Excavation below sea water level

Excavation below sea water level and in locations subject to water ingress into the site

As the population in the Maltese Islands increases, it creates a larger demand for more accommodation and buildings for leisure, offices and commercial spaces. With the increasing price of land and restrictions imposed by the local Planning Authority on height and parking spaces, one way of constructing a profitable building whilst keeping within the remits of the restrictions, is to dig deeper. Factors such as the surroundings, geology and proximity to the sea need to be studied and investigated to understand limits and extent of excavation and construction.

The number of projects in Malta that require deeper excavations has in the past few years skyrocketed with several projects having excavations several meters below mean sea water level. Notwithstanding difficulties façed during the excavation processes, the foundations , ground slab and surrounding walls have to be detailed and constructed in such a way and manner that will impede water ingress into the building as this would render spaces damp, humid and un-functional.

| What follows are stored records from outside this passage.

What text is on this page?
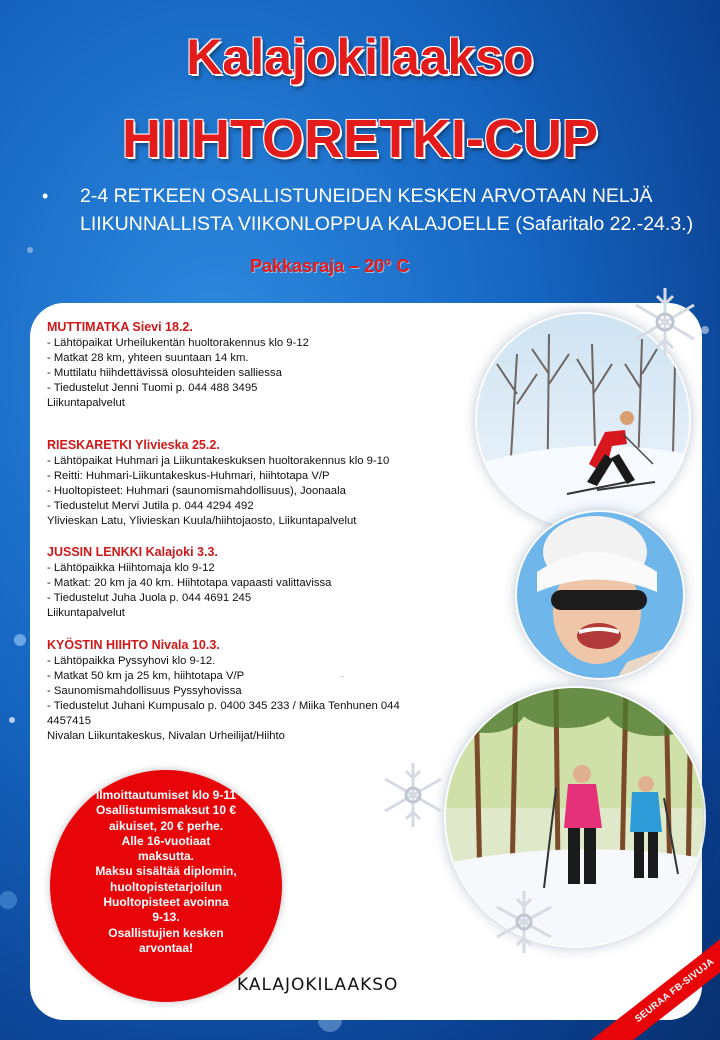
Kalajokilaakso
HIIHTORETKI-CUP
•	2-4 RETKEEN OSALLISTUNEIDEN KESKEN ARVOTAAN NELJÄ LIIKUNNALLISTA VIIKONLOPPUA KALAJOELLE (Safaritalo 22.-24.3.)
Pakkasraja – 20° C
MUTTIMATKA Sievi 18.2.
- Lähtöpaikat Urheilukentän huoltorakennus klo 9-12
- Matkat 28 km, yhteen suuntaan 14 km.
- Muttilatu hiihdettävissä olosuhteiden salliessa
- Tiedustelut Jenni Tuomi p. 044 488 3495
Liikuntapalvelut
RIESKARETKI Ylivieska 25.2.
- Lähtöpaikat Huhmari ja Liikuntakeskuksen huoltorakennus klo 9-10
- Reitti: Huhmari-Liikuntakeskus-Huhmari, hiihtotapa V/P
- Huoltopisteet: Huhmari (saunomismahdollisuus), Joonaala
- Tiedustelut Mervi Jutila p. 044 4294 492
Ylivieskan Latu, Ylivieskan Kuula/hiihtojaosto, Liikuntapalvelut
JUSSIN LENKKI Kalajoki 3.3.
- Lähtöpaikka Hiihtomaja klo 9-12
- Matkat: 20 km ja 40 km. Hiihtotapa vapaasti valittavissa
- Tiedustelut Juha Juola p. 044 4691 245
Liikuntapalvelut
KYÖSTIN HIIHTO Nivala 10.3.
- Lähtöpaikka Pyssyhovi klo 9-12.
- Matkat 50 km ja 25 km, hiihtotapa V/P
- Saunomismahdollisuus Pyssyhovissa
- Tiedustelut Juhani Kumpusalo p. 0400 345 233 / Miika Tenhunen 044
4457415
Nivalan Liikuntakeskus, Nivalan Urheilijat/Hiihto
..
Ilmoittautumiset klo 9-11
Osallistumismaksut 10 €
aikuiset, 20 € perhe.
Alle 16-vuotiaat
maksutta.
Maksu sisältää diplomin,
huoltopistetarjoilun
Huoltopisteet avoinna
9-13.
Osallistujien kesken
arvontaa!
KALAJOKILAAKSO	SEURAA FB-SIVUJA
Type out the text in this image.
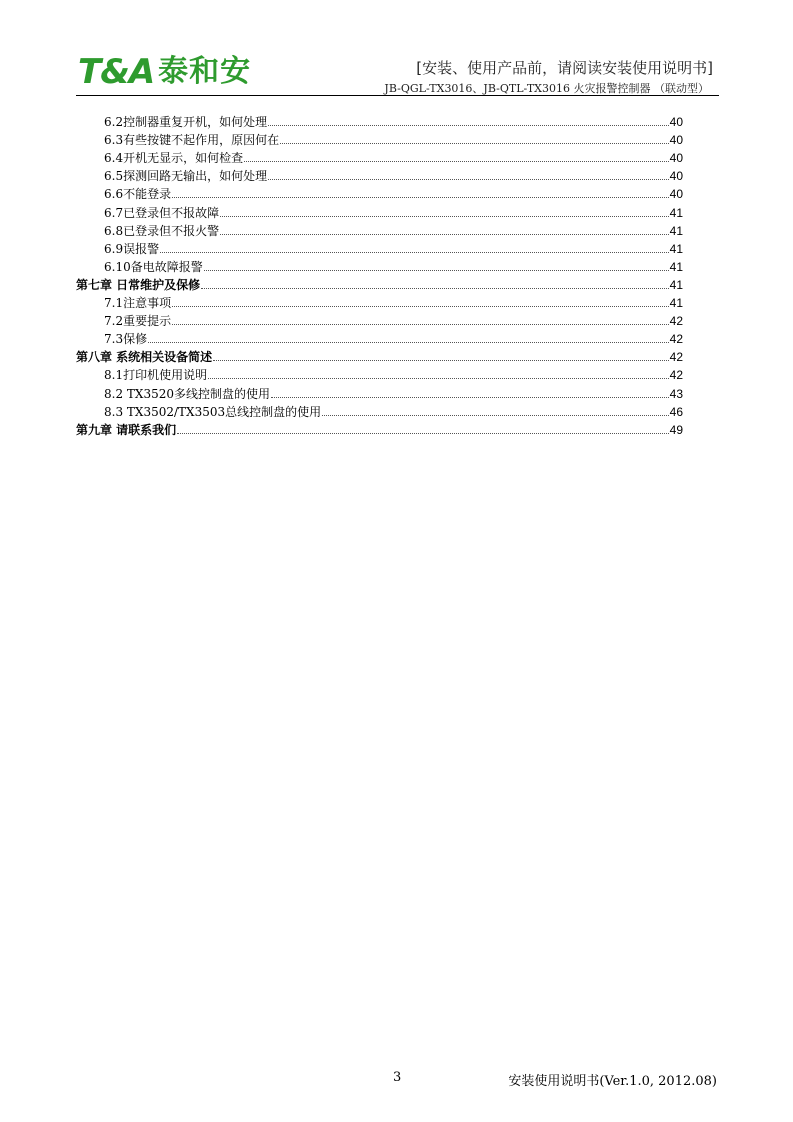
T&A 泰和安	[安装、使用产品前，请阅读安装使用说明书]
JB-QGL-TX3016、JB-QTL-TX3016 火灾报警控制器 （联动型）
6.2控制器重复开机，如何处理	40
6.3有些按键不起作用，原因何在	40
6.4开机无显示，如何检查	40
6.5探测回路无输出，如何处理	40
6.6不能登录	40
6.7已登录但不报故障	41
6.8已登录但不报火警	41
6.9误报警	41
6.10备电故障报警	41
第七章 日常维护及保修	41
7.1注意事项	41
7.2重要提示	42
7.3保修	42
第八章 系统相关设备简述	42
8.1打印机使用说明	42
8.2 TX3520多线控制盘的使用	43
8.3 TX3502/TX3503总线控制盘的使用	46
第九章 请联系我们	49
3	安装使用说明书(Ver.1.0, 2012.08)
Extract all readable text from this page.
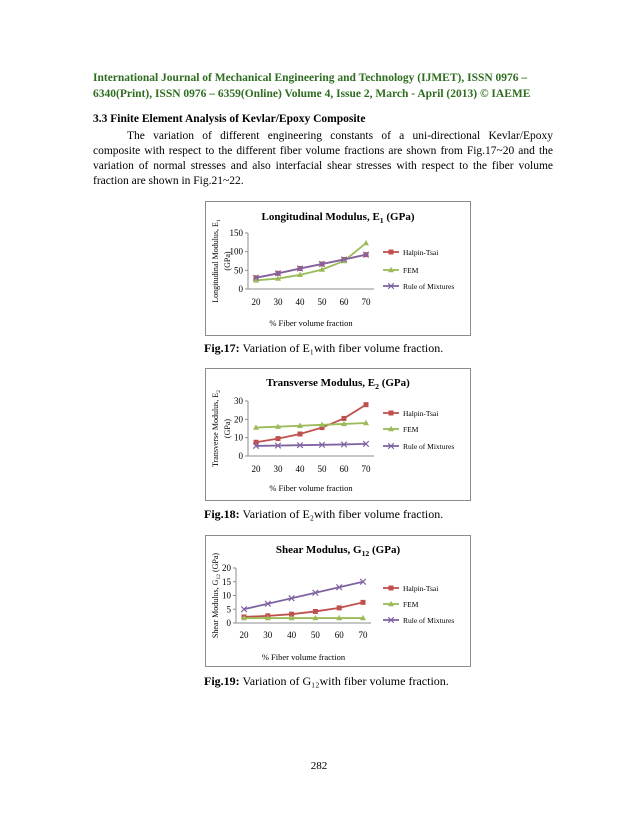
International Journal of Mechanical Engineering and Technology (IJMET), ISSN 0976 –
6340(Print), ISSN 0976 – 6359(Online) Volume 4, Issue 2, March - April (2013) © IAEME
3.3 Finite Element Analysis of Kevlar/Epoxy Composite
The variation of different engineering constants of a uni-directional Kevlar/Epoxy composite with respect to the different fiber volume fractions are shown from Fig.17~20 and the variation of normal stresses and also interfacial shear stresses with respect to the fiber volume fraction are shown in Fig.21~22.
Longitudinal Modulus, $E_1$ (GPa)
Longitudinal Modulus, $E_1$
(GPa)
0
50
100
150
20 30 40 50 60 70
% Fiber volume fraction
Halpin-Tsai
FEM
Rule of Mixtures
Fig.17: Variation of E₁with fiber volume fraction.
Transverse Modulus, $E_2$ (GPa)
Transverse Modulus, $E_2$
(GPa)
0
10
20
30
20 30 40 50 60 70
% Fiber volume fraction
Halpin-Tsai
FEM
Rule of Mixtures
Fig.18: Variation of E₂with fiber volume fraction.
Shear Modulus, $G_{12}$ (GPa)
Shear Modulus, $G_{12}$ (GPa)
0
5
10
15
20
20 30 40 50 60 70
% Fiber volume fraction
Halpin-Tsai
FEM
Rule of Mixtures
Fig.19: Variation of G₁₂with fiber volume fraction.
282
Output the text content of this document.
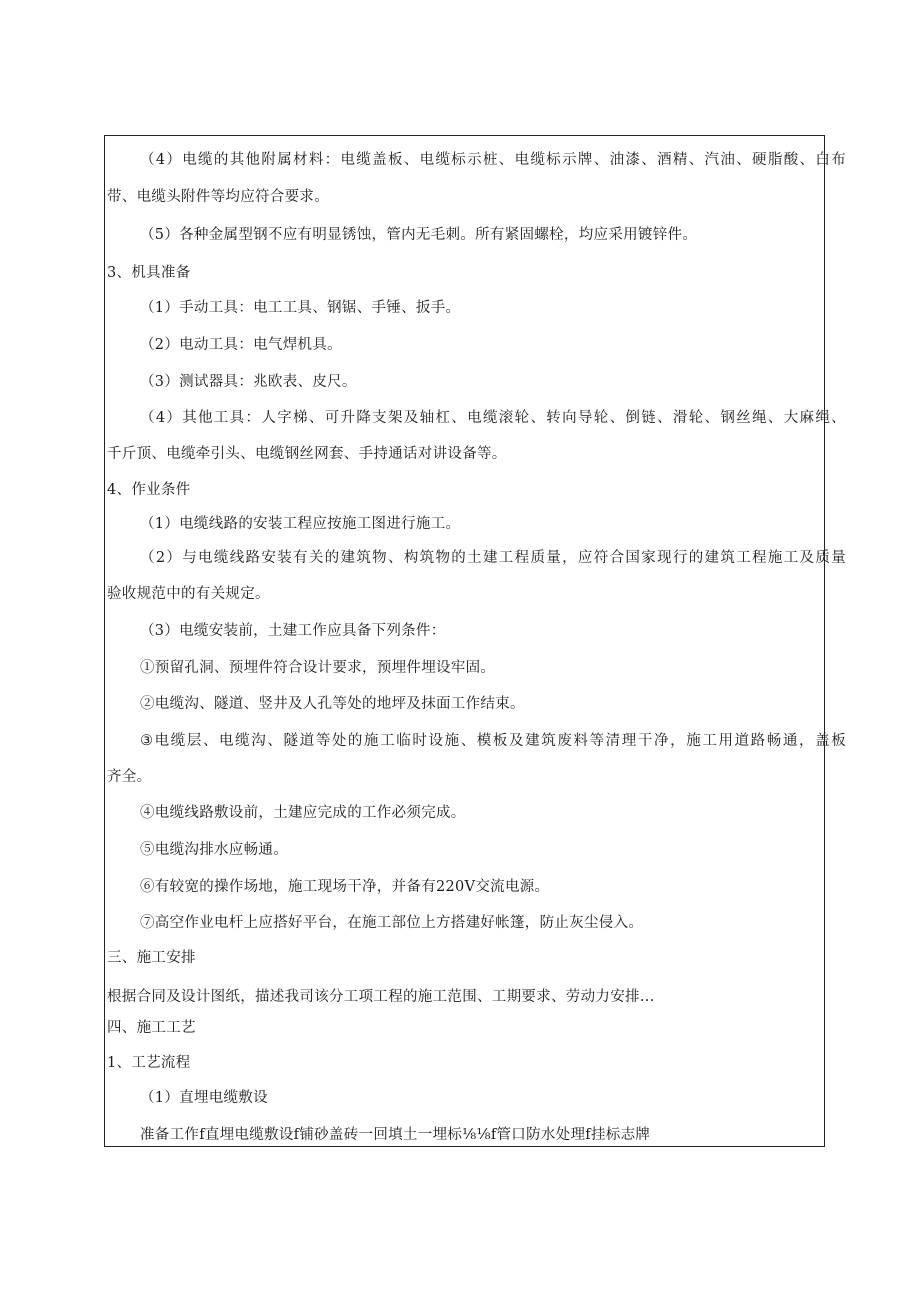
（ 4 ） 电 缆 的 其 他 附 属 材 料 ： 电 缆 盖 板 、 电 缆 标 示 桩 、 电 缆 标 示 牌 、 油 漆 、 酒 精 、 汽 油 、 硬 脂 酸 、 白 布
带、电缆头附件等均应符合要求。
（5）各种金属型钢不应有明显锈蚀，管内无毛刺。所有紧固螺栓，均应采用镀锌件。
3、机具准备
（1）手动工具：电工工具、钢锯、手锤、扳手。
（2）电动工具：电气焊机具。
（3）测试器具：兆欧表、皮尺。
（ 4 ） 其 他 工 具 ： 人 字 梯 、 可 升 降 支 架 及 轴 杠 、 电 缆 滚 轮 、 转 向 导 轮 、 倒 链 、 滑 轮 、 钢 丝 绳 、 大 麻 绳 、
千斤顶、电缆牵引头、电缆钢丝网套、手持通话对讲设备等。
4、作业条件
（1）电缆线路的安装工程应按施工图进行施工。
（ 2 ） 与 电 缆 线 路 安 装 有 关 的 建 筑 物 、 构 筑 物 的 土 建 工 程 质 量 ， 应 符 合 国 家 现 行 的 建 筑 工 程 施 工 及 质 量
验收规范中的有关规定。
（3）电缆安装前，土建工作应具备下列条件：
①预留孔洞、预埋件符合设计要求，预埋件埋设牢固。
②电缆沟、隧道、竖井及人孔等处的地坪及抹面工作结束。
③ 电 缆 层 、 电 缆 沟 、 隧 道 等 处 的 施 工 临 时 设 施 、 模 板 及 建 筑 废 料 等 清 理 干 净 ， 施 工 用 道 路 畅 通 ， 盖 板
齐全。
④电缆线路敷设前，土建应完成的工作必须完成。
⑤电缆沟排水应畅通。
⑥有较宽的操作场地，施工现场干净，并备有220V交流电源。
⑦高空作业电杆上应搭好平台，在施工部位上方搭建好帐篷，防止灰尘侵入。
三、施工安排
根据合同及设计图纸，描述我司该分工项工程的施工范围、工期要求、劳动力安排...
四、施工工艺
1、工艺流程
（1）直埋电缆敷设
准备工作f直埋电缆敷设f铺砂盖砖一回填土一埋标⅛⅛f管口防水处理f挂标志牌
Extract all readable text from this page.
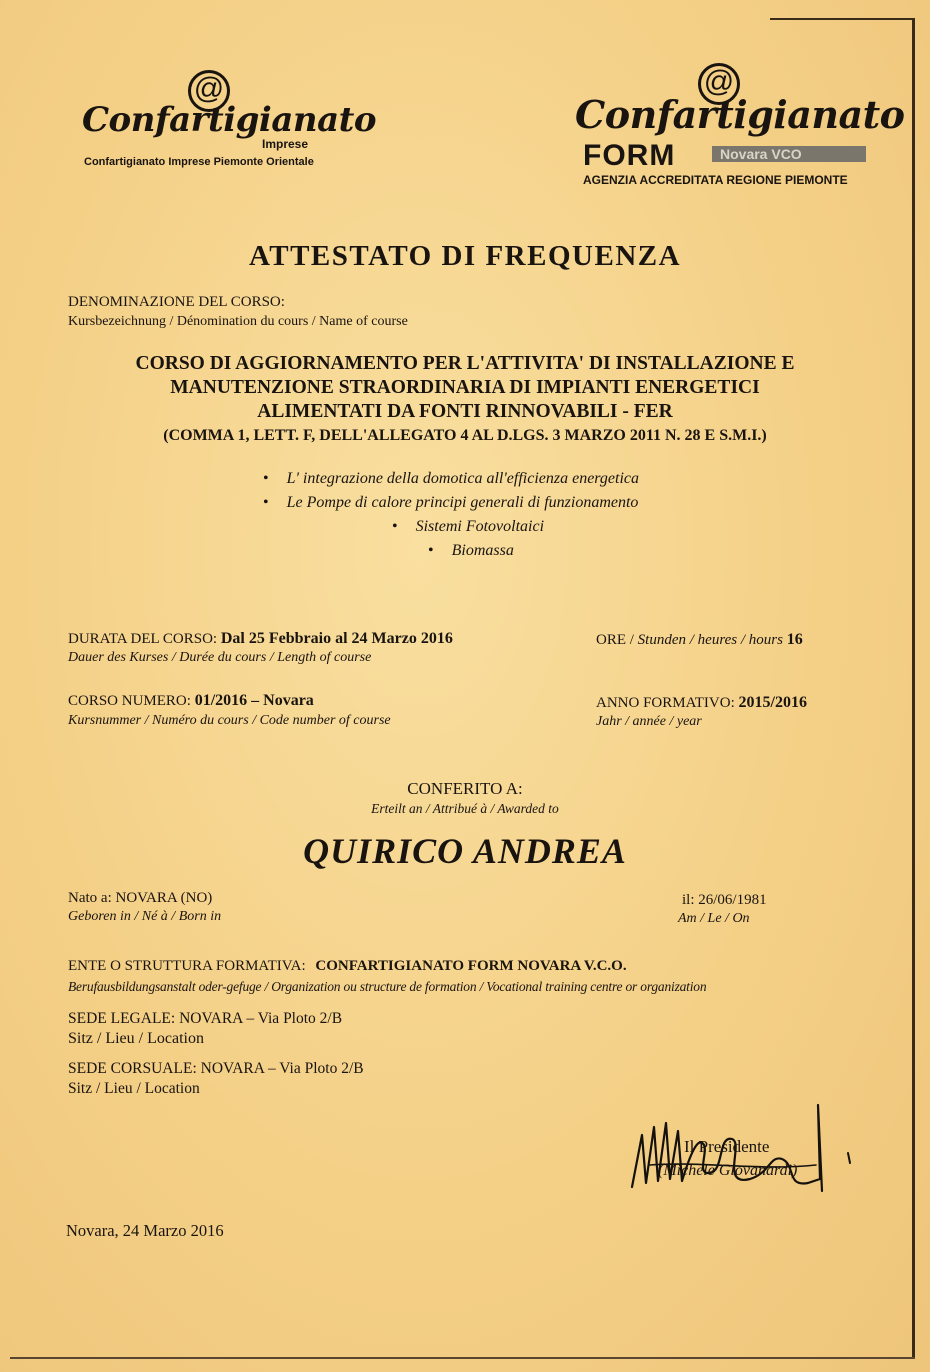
@
Confartigianato
Imprese
Confartigianato Imprese Piemonte Orientale
@
Confartigianato
FORM	Novara VCO
AGENZIA ACCREDITATA REGIONE PIEMONTE
ATTESTATO DI FREQUENZA
DENOMINAZIONE DEL CORSO:
Kursbezeichnung / Dénomination du cours / Name of course
CORSO DI AGGIORNAMENTO PER L'ATTIVITA' DI INSTALLAZIONE E
MANUTENZIONE STRAORDINARIA DI IMPIANTI ENERGETICI
ALIMENTATI DA FONTI RINNOVABILI - FER
(COMMA 1, LETT. F, DELL'ALLEGATO 4 AL D.LGS. 3 MARZO 2011 N. 28 E S.M.I.)
• L' integrazione della domotica all'efficienza energetica
• Le Pompe di calore principi generali di funzionamento
• Sistemi Fotovoltaici
• Biomassa
DURATA DEL CORSO: Dal 25 Febbraio al 24 Marzo 2016
Dauer des Kurses / Durée du cours / Length of course
ORE / Stunden / heures / hours 16
CORSO NUMERO: 01/2016 – Novara
Kursnummer / Numéro du cours / Code number of course
ANNO FORMATIVO: 2015/2016
Jahr / année / year
CONFERITO A:
Erteilt an / Attribué à / Awarded to
QUIRICO ANDREA
Nato a: NOVARA (NO)
Geboren in / Né à / Born in
il: 26/06/1981
Am / Le / On
ENTE O STRUTTURA FORMATIVA: CONFARTIGIANATO FORM NOVARA V.C.O.
Berufausbildungsanstalt oder-gefuge / Organization ou structure de formation / Vocational training centre or organization
SEDE LEGALE: NOVARA – Via Ploto 2/B
Sitz / Lieu / Location
SEDE CORSUALE: NOVARA – Via Ploto 2/B
Sitz / Lieu / Location
Il Presidente
(Michele Giovanardi)
Novara, 24 Marzo 2016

Prior to commencing excavation, the bearing strata have to be studied in detail by a geological study which normally consists of a number of test boreholes which furnish the designer with a sample of the underlying rock. Adjacent third party properties must also be studied if they may be impacted by the excavation and construction.

Several methods of excavation below sea water level exist depending on the site conditions and geological surveys that have been carried out. It is important that every site and condition is specific and needs to be studied separately while being guided and monitored by a professional or expert in the field of study.

Impervious rock strata such as clay (tafal) and blue clay (kahla) do not normally contain any fissures or cracks. This normally works both ways, that is water that is external to the site does not percolate into the site while water that may be trapped in the site from surface waters and rain fall does not find its way out and has to be pumped away. Therefore, excavation to depths below the mean sea water level does not normally require additional efforts in these conditions. Areas in Malta with such geology include Imriehel and Santa Maria Estate in Mellieha.

In Areas that contain permeable rock or fissures in the rock such as globigerina limestone, upper and lower coralline limestone, a mixture of limestone or weak strata such as ‘turbazz’, interventions using grout may be required. The water pressure increases with the depth of excavation so it is very normal that as the excavation progress more water will percolate into the site.

One method is pressure grouting which involves injecting a cementitious, grout material the fissures to improve the bearing strata being soil or rock. The purpose of injecting cement grout in fissures, fractures and cracks in the rock is two fold, namely to strengthen the supporting strata increasing the bearing pressure of the soil while reducing the water flow through interconnected pores or voids linked to the site when excavation occurs below mean sea water level.

In general, the process of pressure grouting injected into rock fissures consists of drilling small diameter grout holes at planned intervals and heights followed by the insertion of small diameter grout perforated steel pipes to the target improvement depth using a drilling and grouting machine. Pressure washing of the fissures and cracks with pressured water to remove mud, drill cuttings, and other materials that may interfere with the grout injection. After cleaning the fissures, cracks and holes, a low-slump grout under pressure is injected into the fissure. This may consist of cement, fine sand, water and admixtures such as plasticisers or superplasticisers and accelerators for rapid hardening of the grout before the water pressure can find its way through the grout. This process is repeated several times depending on the quality of rock and fissures encountered throughout the target zone that requires improvement.

A high water : cement ratio is normally used in circumstances of small fissures and narrow cracks while a grout with a low water : cement ratio is typically used to fill large fractures and fissures in the bearing strata.

This sequence is typically repeated several times as the excavation gets deeper and new fissures, fractures and cracks are exposed, whilst the pressure of the water increases as the depth below mean sea water level increases.

Precautions such as installation of pumps, excavation and construction of temporary sumps for the collection of water that percolates into the site should be taken and revised continuously to avoid site flooding, whilst draining ingress water to specific pre-determined and planned collection points is essential so that the area being excavated is kept free of flowing water.